Président de la Commission des Finances du Sénat / Rapporteur général

«Pourquoi toujours s’appuyer sur une prévision optimiste ?»


(Easybourse.com)

Mardi 4 novembre, le sénateur de l’Oise, Philippe Marini, a présenté son rapport portant sur la loi de programmation des finances publiques 2009-2010 devant la commission des finances du Sénat, présidé par le centriste Jean Arthuis. Selon les conclusions du rapporteur qui a élaboré quatre scénarii possibles de croissance, le déficit public de la France pourrait atteindre de 3,2% à 4,3% du PIB en 2009 et progresser dans une fourchette de 0,3% à 6,4% en 2012.

A l’en croire, dans le pire des cas, si la France entrait en récession l'an prochain, le déficit atteindrait donc 4,3%, en admettant par ailleurs que les dépenses publiques restent maîtrisées. De fait, a estimé le sénateur, l’objectif du gouvernement, inscrit dans la loi de programmation pluriannuelle 2009-2012, de réduire la progression des dépenses publiques à 1,4% est «irréaliste […] en ce qui concerne les collectivités territoriales». Il a enfin indiqué que ces dernières seraient certainement amenées à augmenter les impôts locaux…

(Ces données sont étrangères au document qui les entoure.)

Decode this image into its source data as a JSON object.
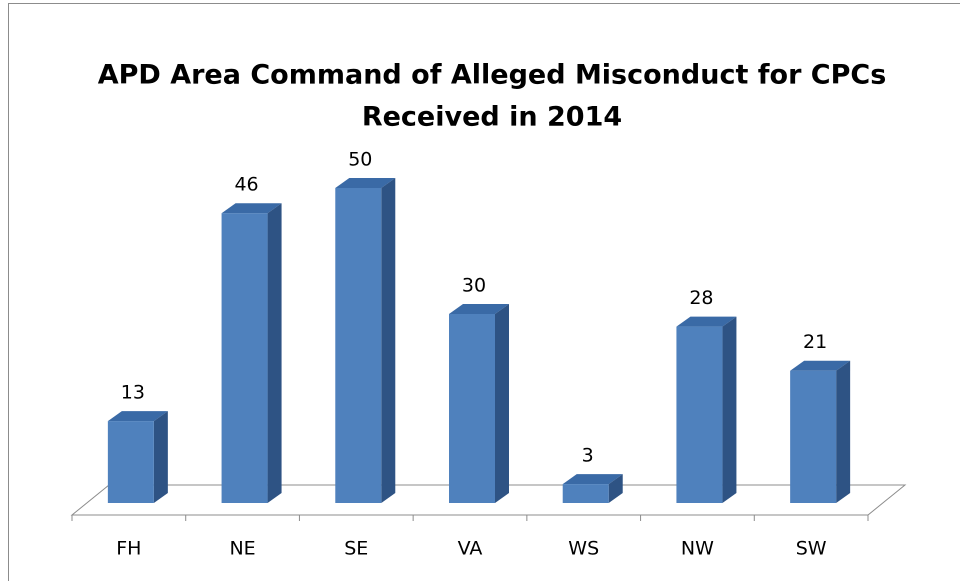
{
  "chart_data": {
    "type": "bar3d",
    "title": [
      "APD Area Command of Alleged Misconduct for CPCs",
      "Received in 2014"
    ],
    "categories": [
      "FH",
      "NE",
      "SE",
      "VA",
      "WS",
      "NW",
      "SW"
    ],
    "values": [
      13,
      46,
      50,
      30,
      3,
      28,
      21
    ],
    "color": "#4f81bd"
  }
}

De son côté, Jean Arthuis a rappelé l’importance d’une remise en question des prélèvements obligatoires lors des débats qui s’ouvriront jeudi 5 novembre…

Ci-dessous, verbatim des propos tenus par les sénateurs Jean Arthuis et Philippe Marini lors de la présentation à la presse du rapport…

Vous estimez dans votre rapport que les hypothèses de réduction de dépenses au niveau des collectivités territoriales sont «irréalistes». Pensez-vous qu’il faille exclure les collectivités locales de la RGPP [Révision générale des politiques publiques] ?
P. Marini. La RGPP est une démarche de l’Etat, et c’est une démarche qui d’ailleurs, se met en œuvre de façon très organisée et précise en ce qui concerne ce qu’on appelle l’Etat local, à savoir les services déconcentrés de l’Etat (préfectures, services extérieurs de l’Etat au niveau départemental, régional et infra-départemental etc.)… Il y a toute une rationalisation à opérer mais ceci concerne l’appareil d’Etat.

En ce qui concerne les collectivités territoriales, elles peuvent bien entendu s’inspirer des mêmes principes, mais régis par la notion d’autonomie dans le cadre de leurs compétences et dans le cadre légal. Elles n’ont donc pas à se comporter comme si elles n’étaient que des subdivisions dirigées par des fonctionnaires de l’Etat…

J. Arthuis. Cela étant, il est dans leur intérêt d’engager la Révision générale des politiques locales. Ils y sont d’autant plus incités qu’il est évident que la progression des dotations de l’Etat ne va pas être à la hausse… Le transfert entre l’Etat et les collectivités territoriales ne coûte pas 75 milliards d’euros ! Donc les dotations seront sous forme de dégrèvement, c’est-à-dire d’impôts pris en charge par l’Etat à la place des contribuables locaux…

P. Marini. C’est une pression, en effet, qui est vertueuse et il appartient à chacun de réagir à cette pression… La qualité de la gestion n’est pas la même d’un endroit à l’autre, c’est la vertu de la démocratie représentative : il y a une certaine compétition sur le modèle d’efficacité que l’on veut bien suivre ; il y a des modes d’organisation différents et, sauf à vouloir centraliser complètement le modèle, on ne peut pas imaginer de traiter une collectivité locale en la toisant par rapport à toutes les autres de même niveau. Chacun doit donc trouver le meilleur composé entre les besoins qu’il ressent, les moyens qu’il peut mettre en œuvre, et en particulier sa politique fiscale, son organigramme, le nombre de fonctionnaires, la politique d’investissement, la politique de financement, etc.

Il appartient à chacun, à chaque conseil élu, de faire son arbitrage entre, le cas échéant, les contradictions.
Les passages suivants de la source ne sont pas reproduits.